MS: In fuzzing, what you generally do is you have a black box of code. You send in something, and you get something out. You just randomly send in stuff and see what comes out.

If you want to do differential fuzzing, you have two black boxes: one could be the Geth EVM, and one could be the Parity EVM. In my example, the black boxes are the virtual machines, Geth and Parity themselves.

I thought from the beginning – I mean, Ethereum wasn’t perfect from the beginning – there’s a lot of things which have changed. But one thing that I really thought, and still think, was genius, was that they launched with several implementations based on specifications.

ETHNews: Can either of you tell me why the Foundation named Metropolis’s two hard forks after Byzantium and Constantinople? Was this related to implementing Byzantine fault tolerance and the Byzantine Generals Problem?

NJ: Originally, there was only going to be one hard fork called Metropolis. Then it became apparent that we weren’t going to fix all the stuff in Metropolis that we wanted, and still release it at a reasonable time. Vitalik suggested, half-jokingly, that the first hard fork should be called Byzantium, presumably because Byzantium was one of the first metropolises. I said, “Well obviously, the next one has to be called Constantinople, because that’s what replaced Byzantium.”

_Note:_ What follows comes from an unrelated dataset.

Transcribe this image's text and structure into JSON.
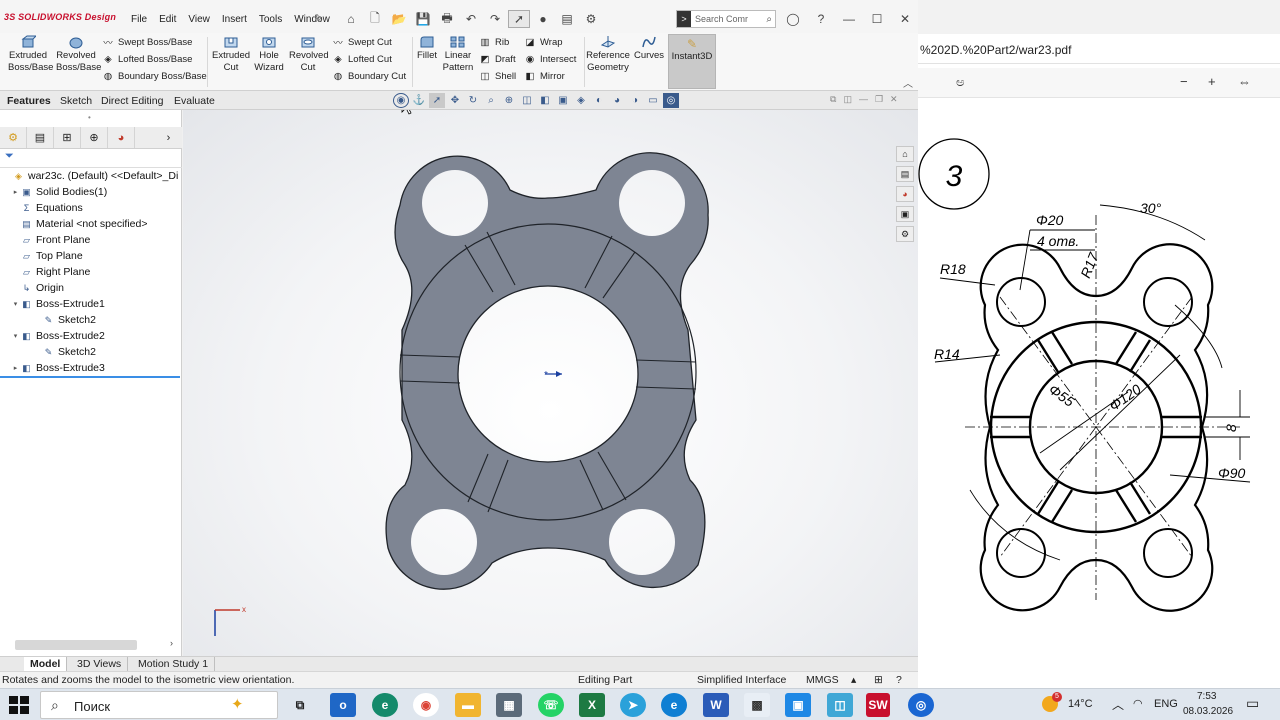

Johnson and Swende each bring their own unique experiences and styles to the Ethereum ecosystem, where their specific niches put them on the front lines of privacy, safety and scalability. As Ethereum’s user base continues to grow, and the public chain continues to scale, the ecosystem will benefit from their experience and insight as much as the work they do on our behalf.

Martin and Nick, your time was much appreciated! Keep up the good work; and thank you; and the Ethereum Foundation; for all you do to help build a new decentralized internet.